Service Registry stores information about all services. It can be either static or dynamic. This can be IP:port, access rights and so forth.
This model comes directly from SOA but can be adapted to your needs. Conversation among 3 above entities might differ depending on implementation. As a quick example of such segregation refer to Web Service Discovery.
1. Static service registry
This one is a very basic and easy option. A big drawback – it is static. Every time a service moves to another box, static repo should be updated manually. We won’t go further here as it is quite obvious and have little benefit for flexibility.

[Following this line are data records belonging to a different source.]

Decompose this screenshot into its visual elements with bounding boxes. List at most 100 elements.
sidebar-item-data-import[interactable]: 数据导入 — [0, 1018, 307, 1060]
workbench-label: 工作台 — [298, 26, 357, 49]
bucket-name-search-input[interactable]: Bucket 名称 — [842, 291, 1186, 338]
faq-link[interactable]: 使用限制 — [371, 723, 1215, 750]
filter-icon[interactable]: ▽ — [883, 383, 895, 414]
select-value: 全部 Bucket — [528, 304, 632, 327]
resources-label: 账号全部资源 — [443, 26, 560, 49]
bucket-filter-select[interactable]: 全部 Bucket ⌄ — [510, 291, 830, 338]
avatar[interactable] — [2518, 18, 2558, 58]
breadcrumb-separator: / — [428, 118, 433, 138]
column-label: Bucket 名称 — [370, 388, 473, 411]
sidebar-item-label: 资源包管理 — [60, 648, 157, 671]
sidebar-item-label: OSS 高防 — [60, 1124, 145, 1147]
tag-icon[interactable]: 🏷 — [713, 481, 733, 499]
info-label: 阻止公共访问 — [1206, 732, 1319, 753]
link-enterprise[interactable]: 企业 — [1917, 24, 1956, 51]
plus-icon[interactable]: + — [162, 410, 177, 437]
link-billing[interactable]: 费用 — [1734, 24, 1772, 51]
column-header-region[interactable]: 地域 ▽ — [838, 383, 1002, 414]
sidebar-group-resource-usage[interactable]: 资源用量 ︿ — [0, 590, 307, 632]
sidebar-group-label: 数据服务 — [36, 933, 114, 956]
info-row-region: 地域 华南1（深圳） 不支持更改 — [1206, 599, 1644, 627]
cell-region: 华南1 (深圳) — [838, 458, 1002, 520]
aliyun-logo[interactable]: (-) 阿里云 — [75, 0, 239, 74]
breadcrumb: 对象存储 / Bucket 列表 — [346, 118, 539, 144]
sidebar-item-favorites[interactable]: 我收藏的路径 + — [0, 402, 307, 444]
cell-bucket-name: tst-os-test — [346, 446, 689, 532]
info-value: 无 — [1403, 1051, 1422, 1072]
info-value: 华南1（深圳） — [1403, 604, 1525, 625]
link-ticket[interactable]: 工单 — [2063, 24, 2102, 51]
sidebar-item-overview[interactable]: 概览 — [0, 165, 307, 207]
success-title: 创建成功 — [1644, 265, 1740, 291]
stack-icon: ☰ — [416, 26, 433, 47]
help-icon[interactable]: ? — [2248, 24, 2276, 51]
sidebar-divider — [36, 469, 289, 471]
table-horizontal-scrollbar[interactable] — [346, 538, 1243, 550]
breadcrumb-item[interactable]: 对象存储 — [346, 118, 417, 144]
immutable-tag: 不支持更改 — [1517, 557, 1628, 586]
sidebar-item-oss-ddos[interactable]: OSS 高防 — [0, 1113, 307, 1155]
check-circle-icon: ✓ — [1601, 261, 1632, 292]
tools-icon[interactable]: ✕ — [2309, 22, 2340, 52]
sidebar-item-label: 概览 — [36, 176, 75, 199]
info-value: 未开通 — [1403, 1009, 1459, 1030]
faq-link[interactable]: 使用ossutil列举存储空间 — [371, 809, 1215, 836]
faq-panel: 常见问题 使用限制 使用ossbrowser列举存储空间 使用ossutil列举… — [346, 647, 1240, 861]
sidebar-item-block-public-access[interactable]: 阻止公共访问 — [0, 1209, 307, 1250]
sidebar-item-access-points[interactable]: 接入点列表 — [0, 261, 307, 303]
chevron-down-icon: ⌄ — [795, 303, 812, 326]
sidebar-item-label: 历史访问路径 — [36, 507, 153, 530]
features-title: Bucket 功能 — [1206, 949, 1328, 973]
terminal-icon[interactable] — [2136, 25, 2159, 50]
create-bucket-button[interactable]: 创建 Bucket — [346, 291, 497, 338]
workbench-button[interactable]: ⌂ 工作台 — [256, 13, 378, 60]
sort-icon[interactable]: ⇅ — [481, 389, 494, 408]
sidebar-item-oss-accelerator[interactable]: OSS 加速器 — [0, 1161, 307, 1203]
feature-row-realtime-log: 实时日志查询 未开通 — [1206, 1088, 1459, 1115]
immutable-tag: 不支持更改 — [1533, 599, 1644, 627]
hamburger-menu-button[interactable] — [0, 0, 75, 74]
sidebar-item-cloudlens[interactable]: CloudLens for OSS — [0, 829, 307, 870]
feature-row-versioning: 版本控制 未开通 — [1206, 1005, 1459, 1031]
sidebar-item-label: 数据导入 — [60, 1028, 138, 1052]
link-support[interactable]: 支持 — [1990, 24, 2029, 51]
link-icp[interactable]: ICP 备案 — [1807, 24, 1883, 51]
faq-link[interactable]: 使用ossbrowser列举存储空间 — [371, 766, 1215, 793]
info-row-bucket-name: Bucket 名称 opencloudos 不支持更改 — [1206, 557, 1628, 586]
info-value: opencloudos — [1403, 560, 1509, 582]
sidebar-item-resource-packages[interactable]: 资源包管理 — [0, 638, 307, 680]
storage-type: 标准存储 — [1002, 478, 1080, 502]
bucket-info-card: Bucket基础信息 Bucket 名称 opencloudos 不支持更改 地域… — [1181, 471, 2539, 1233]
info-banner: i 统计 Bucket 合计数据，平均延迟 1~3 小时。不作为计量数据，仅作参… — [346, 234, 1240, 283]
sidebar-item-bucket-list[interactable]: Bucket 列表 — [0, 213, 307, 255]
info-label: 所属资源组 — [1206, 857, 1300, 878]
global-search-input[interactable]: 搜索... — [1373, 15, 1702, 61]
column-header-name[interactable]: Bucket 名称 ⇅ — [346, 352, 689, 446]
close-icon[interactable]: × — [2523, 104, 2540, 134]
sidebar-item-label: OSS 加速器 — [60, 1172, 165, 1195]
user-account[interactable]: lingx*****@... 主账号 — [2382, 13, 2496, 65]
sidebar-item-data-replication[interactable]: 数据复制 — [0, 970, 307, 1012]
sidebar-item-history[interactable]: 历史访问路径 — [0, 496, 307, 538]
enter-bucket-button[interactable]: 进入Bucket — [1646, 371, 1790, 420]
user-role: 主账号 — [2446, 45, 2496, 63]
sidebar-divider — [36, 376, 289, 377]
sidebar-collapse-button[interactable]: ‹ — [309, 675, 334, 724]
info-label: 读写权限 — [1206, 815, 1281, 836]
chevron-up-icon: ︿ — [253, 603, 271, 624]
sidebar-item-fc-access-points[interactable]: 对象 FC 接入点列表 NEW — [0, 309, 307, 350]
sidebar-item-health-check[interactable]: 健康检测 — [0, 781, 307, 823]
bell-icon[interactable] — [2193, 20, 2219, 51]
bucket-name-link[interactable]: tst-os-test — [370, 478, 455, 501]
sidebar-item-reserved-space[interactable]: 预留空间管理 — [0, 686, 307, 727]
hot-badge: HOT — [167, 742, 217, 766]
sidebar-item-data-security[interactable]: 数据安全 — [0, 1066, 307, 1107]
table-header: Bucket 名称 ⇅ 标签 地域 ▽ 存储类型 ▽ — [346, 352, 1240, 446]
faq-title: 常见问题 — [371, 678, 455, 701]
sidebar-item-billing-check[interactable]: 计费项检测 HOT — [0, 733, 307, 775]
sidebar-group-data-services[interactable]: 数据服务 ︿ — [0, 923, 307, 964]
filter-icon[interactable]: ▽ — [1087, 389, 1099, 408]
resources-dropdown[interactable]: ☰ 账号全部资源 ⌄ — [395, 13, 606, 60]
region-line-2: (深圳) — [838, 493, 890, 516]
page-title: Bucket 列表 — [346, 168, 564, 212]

This pattern implies that as soon as a service is up, it registers itself in the Service Registry – sometimes such a notification is called Announcement. This simple approach greatly simplifies maintenance of service registry. It’s worth mentioning also that in distributed world we always care about No Single Point Of Failure principle where we have at least 2 redundant nodes for a service. Service Registry is usually implemented as a separate independent component to be self-sufficient. Just for simplicity the registry can be a simple replicated memCached, ehCache or another storage, not necessarily cache.
A few words about ZooKeeper as a solution for Service Discovery.
A counterexample is ZooKeeper that does’t follow Shared Nothing architectural pattern. Service Registry is coupled with the Service Provider. In ZooKeeper’s world coordination-nodes in ensemble are NOT independent of each other because they share Service Registry and there’s a write-contention due to the order of messages. The last word leads to ZooKeeper’s poor write-scalability due to its synchronous replication among nodes. But in terms of requirements most applications involved into configuration management including Service Discovery don’t require frequent writes but rather reads not blocking overall scalability.
Let’s pick up where we left off – announcement.
The process of announcement is depicted below:
Using IGMP-protocol, a Service provider subscribes to a particular group, all services send a multicast message to this group. The downside of this approach is that IGMP is optional for IPv4 and not every hardware supports it.
Once a service is registered in Service Registry a Service Provider needs to know if it’s alive and healthy (that is, 100% of service is available).
Option 1 – on reconnect: As soon as a Service Requestor understands that there’s no connection to the service it worked with, it reverts back to the Service Provider to get a new one. Each time a Service Requestor accesses Service Provider, one does health-checking (let’s say it is almost the same as heartbeats plus probably some other stuff) to make sure that the service is alive, maintaining the Service Registry and returning response to the client containing information about a healthy service.
Option 2 – heartbeating: Service Provider receives heartbeats within equal time-slices from registered services. Once heartbeat is lost, the Service Provider removes corresponding record from the Service Registry. This is a good option to get a more real-time information though it is more difficult to implement. This way works ZooKeeper and other distributed systems.
In both options if some service goes down clients get back to Service Provider. What strategy to use is up to the developer but option 1 is more complex but a better one in most scenarios.
Load balancing can be easily implemented inside Service Provider as one becomes a central gateway of access for all Service Requestors to other services. For the sake of simplicity a very simple variation is round-robin. I won’t go into details as it is a different topic and you can find on the internet.
Again as with load balancing you might want to apply tokens with expiration or cryptographic keys.
Cooperation of all components
On a very high level the communication of components can happend as on the following picture:
We have defined what a Service Discovery is, broke it down into 3 components and described a few basic approaches.